Monitor Mercantil: “PEC 23 inclui esquema de securitização para desviar recursos públicos”, por Maria Lucia Fattorelli
Em meio ao tumulto criado pela discussão acerca de calote dos precatórios e auxílio temporário de apenas R$ 400 aos miseráveis, a inclusão de grave esquema de desvio de recursos na PEC 23 está passando desapercebida.
Desde que identificamos a atuação da chamada “Securitização de Créditos Públicos” durante a auditoria feita pelo Parlamento da Grécia em 2015, passamos a combater as tentativas de legalização desse esquema fraudulento no Brasil.
Trata-se de uma perversa engenharia financeira, mediante a qual grande parte das receitas estatais não chegará aos cofres públicos, pois é desviada durante o seu percurso pela rede bancária, para o pagamento de dívida ilegal gerada por esse esquema, semelhante a um “consignado”.

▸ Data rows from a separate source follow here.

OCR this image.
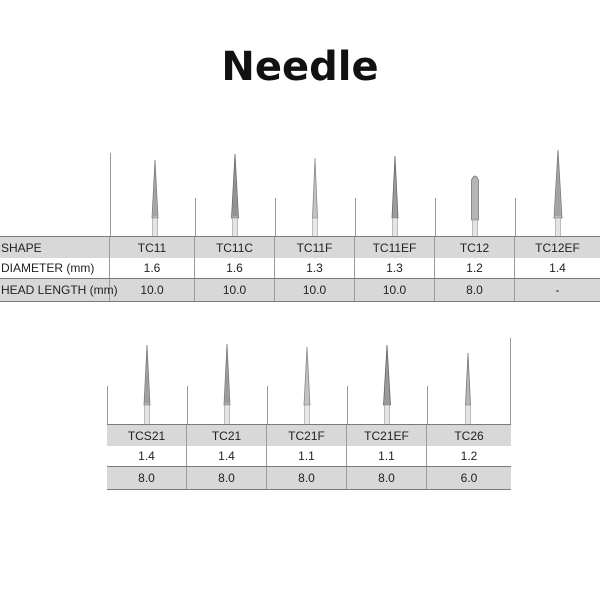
Needle
SHAPE	TC11	TC11C	TC11F	TC11EF	TC12	TC12EF
DIAMETER (mm)	1.6	1.6	1.3	1.3	1.2	1.4
HEAD LENGTH (mm)	10.0	10.0	10.0	10.0	8.0	-
TCS21	TC21	TC21F	TC21EF	TC26
1.4	1.4	1.1	1.1	1.2
8.0	8.0	8.0	8.0	6.0
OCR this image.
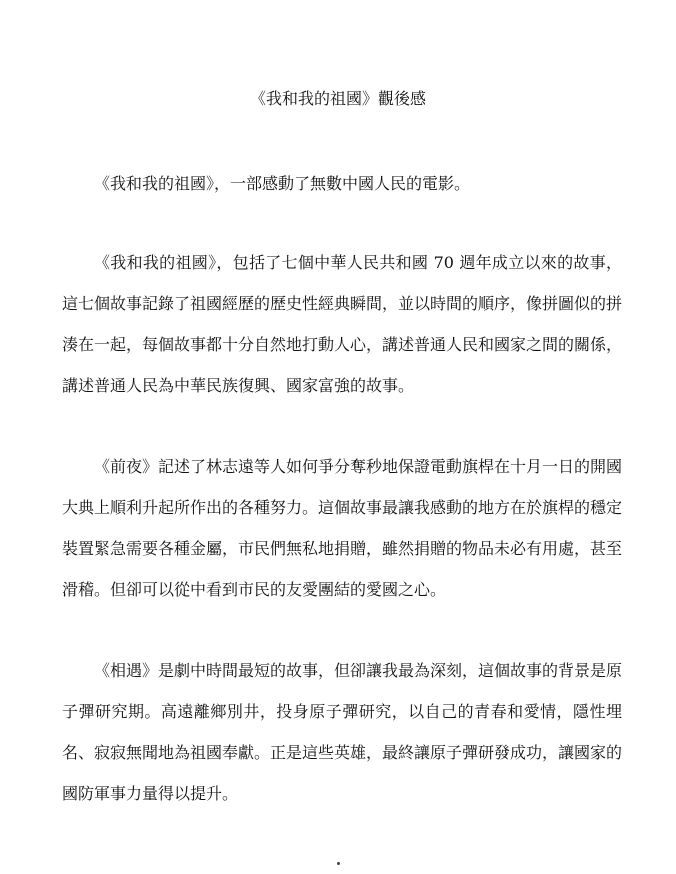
《我和我的祖國》觀後感

《我和我的祖國》，一部感動了無數中國人民的電影。

《我和我的祖國》，包括了七個中華人民共和國 70 週年成立以來的故事，這七個故事記錄了祖國經歷的歷史性經典瞬間，並以時間的順序，像拼圖似的拼湊在一起，每個故事都十分自然地打動人心，講述普通人民和國家之間的關係，講述普通人民為中華民族復興、國家富強的故事。

《前夜》記述了林志遠等人如何爭分奪秒地保證電動旗桿在十月一日的開國大典上順利升起所作出的各種努力。這個故事最讓我感動的地方在於旗桿的穩定裝置緊急需要各種金屬，市民們無私地捐贈，雖然捐贈的物品未必有用處，甚至滑稽。但卻可以從中看到市民的友愛團結的愛國之心。

《相遇》是劇中時間最短的故事，但卻讓我最為深刻，這個故事的背景是原子彈研究期。高遠離鄉別井，投身原子彈研究，以自己的青春和愛情，隱性埋名、寂寂無聞地為祖國奉獻。正是這些英雄，最終讓原子彈研發成功，讓國家的國防軍事力量得以提升。
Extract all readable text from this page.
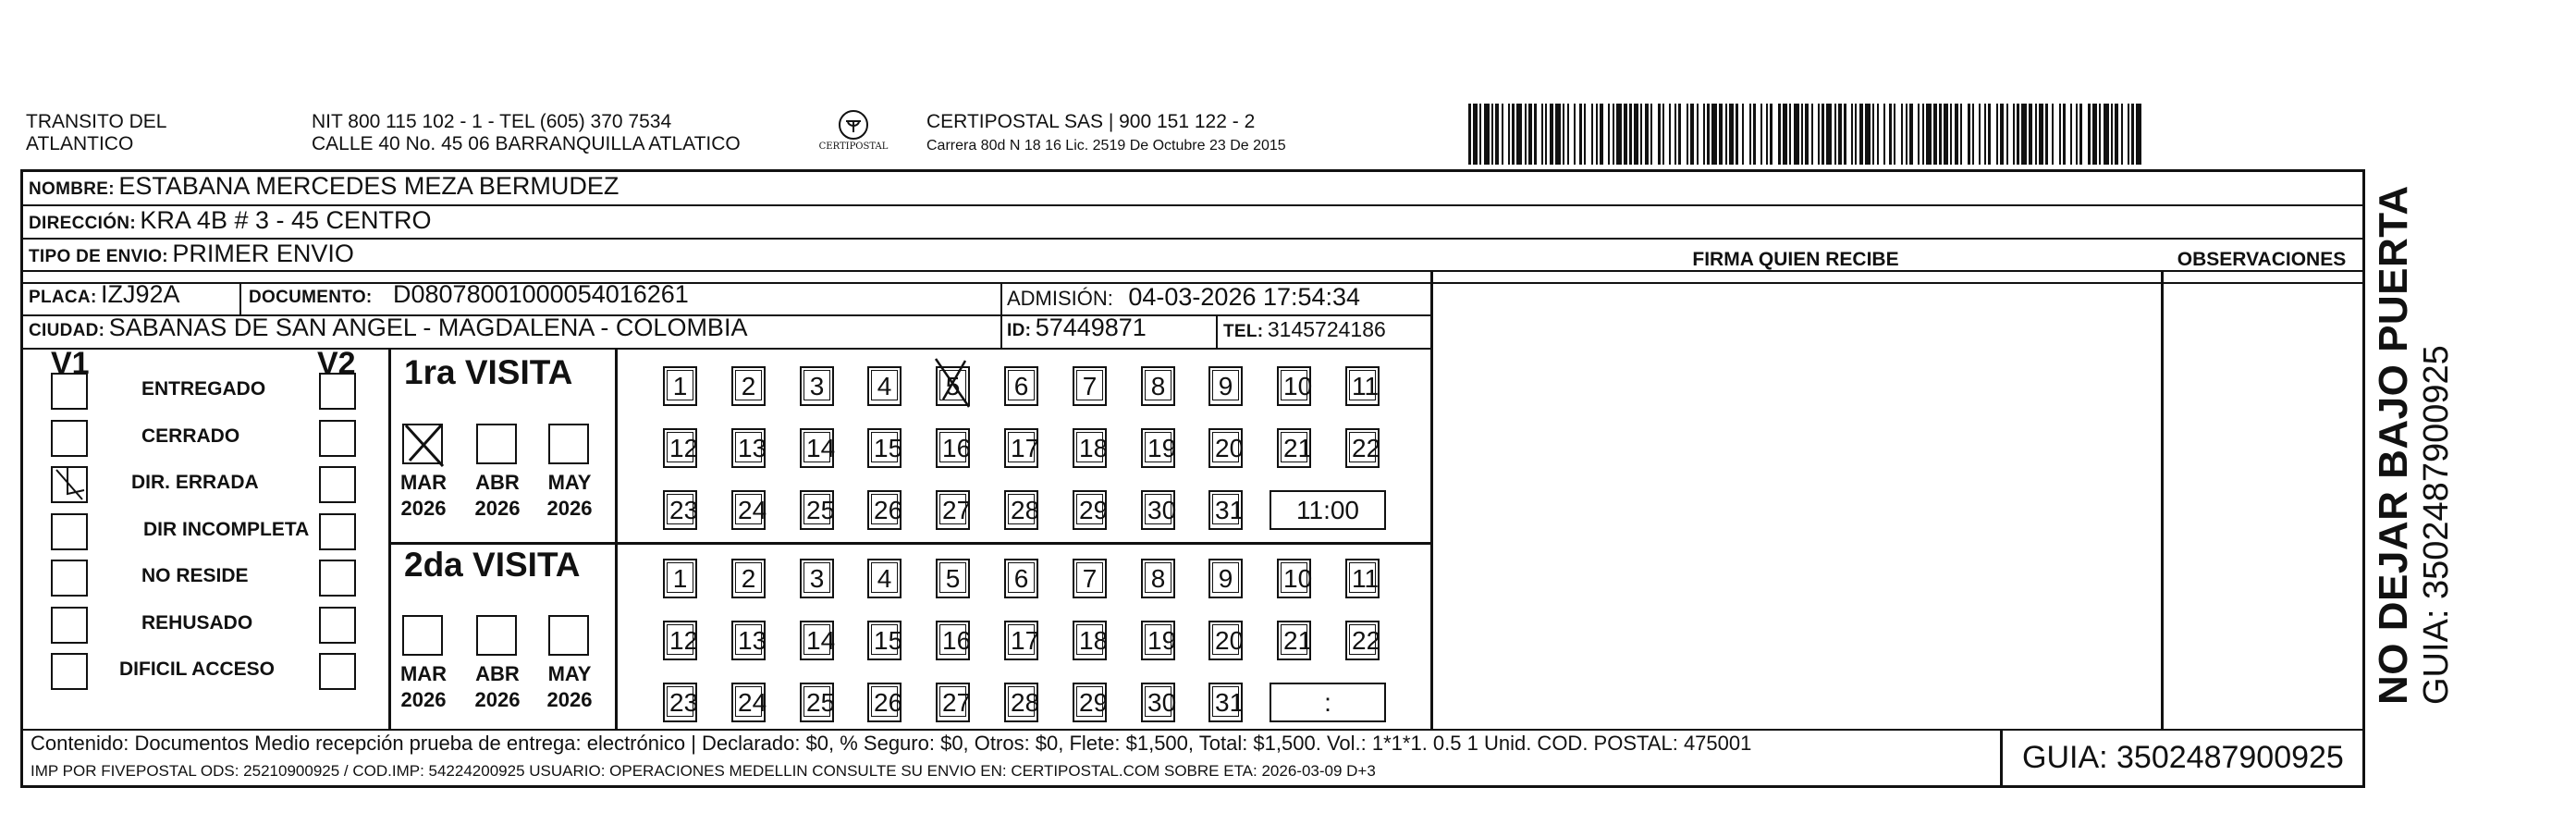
TRANSITO DEL
ATLANTICO
NIT 800 115 102 - 1 - TEL (605) 370 7534
CALLE 40 No. 45 06 BARRANQUILLA ATLATICO	CERTIPOSTAL
CERTIPOSTAL SAS | 900 151 122 - 2
Carrera 80d N 18 16 Lic. 2519 De Octubre 23 De 2015
NOMBRE: ESTABANA MERCEDES MEZA BERMUDEZ
DIRECCIÓN: KRA 4B # 3 - 45 CENTRO
TIPO DE ENVIO: PRIMER ENVIO	FIRMA QUIEN RECIBE	OBSERVACIONES
PLACA: IZJ92A	DOCUMENTO: D08078001000054016261	ADMISIÓN: 04-03-2026 17:54:34
CIUDAD: SABANAS DE SAN ANGEL - MAGDALENA - COLOMBIA	ID: 57449871	TEL: 3145724186
V1	V2
ENTREGADO
CERRADO
DIR. ERRADA
DIR INCOMPLETA
NO RESIDE
REHUSADO
DIFICIL ACCESO
1ra VISITA
MAR
2026
ABR
2026
MAY
2026
1 2 3 4 5 6 7 8 9 10 11
12 13 14 15 16 17 18 19 20 21 22
23 24 25 26 27 28 29 30 31	11:00
2da VISITA
MAR
2026
ABR
2026
MAY
2026
1 2 3 4 5 6 7 8 9 10 11
12 13 14 15 16 17 18 19 20 21 22
23 24 25 26 27 28 29 30 31	:
Contenido: Documentos Medio recepción prueba de entrega: electrónico | Declarado: $0, % Seguro: $0, Otros: $0, Flete: $1,500, Total: $1,500. Vol.: 1*1*1. 0.5 1 Unid. COD. POSTAL: 475001
IMP POR FIVEPOSTAL ODS: 25210900925 / COD.IMP: 54224200925 USUARIO: OPERACIONES MEDELLIN CONSULTE SU ENVIO EN: CERTIPOSTAL.COM SOBRE ETA: 2026-03-09 D+3	GUIA: 3502487900925
NO DEJAR BAJO PUERTA GUIA: 3502487900925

Essa figura do consignado é proibida para as finanças públicas, tendo em vista que todos os recursos arrecadados devem chegar ao orçamento público, em cada esfera (federal, estadual, distrital e municipal), sendo totalmente absurdo o desvio de recursos antes que estes alcancem os cofres públicos e passem a fazer parte do orçamento.
Adicionalmente, a destinação dos recursos orçamentários deve obedecer à Lei Orçamentária aprovada pelos respectivos poderes legislativos (federal, estaduais, distrital e municipais), sendo vedada a vinculação de receitas de impostos a despesas específicas, como determina o Art. 167, IV, da Constituição Federal, ressalvados apenas os casos previstos no referido dispositivo.
Apesar dessa expressa proibição para vinculação de receitas de impostos, o esquema de Securitização já está funcionando em vários estados e municípios e utiliza “contas vinculadas” para segregar receitas de impostos, que são subtraídas e desviadas para o pagamento dos valores mobiliários (recebíveis, derivativos ou debêntures) emitidos para securitizar créditos públicos.
A PEC 23 visa acobertar essas operações que vêm acontecendo de forma ilegal e aplica um verdadeiro golpe à Constituição, modificando dispositivos para autorizar a vinculação de receitas de impostos arrecadados do povo ao esquema fraudulento da denominada securitização. Cabe ressaltar que tal alteração não passou pelo crivo da CCJ (Comissão de Constituição e Justiça e de Cidadania da Câmara dos Deputados), pois foi acrescentada depois, quando a proposta já havia sido analisada pela CCJ e foi modificada pelo relator da Comissão Especial.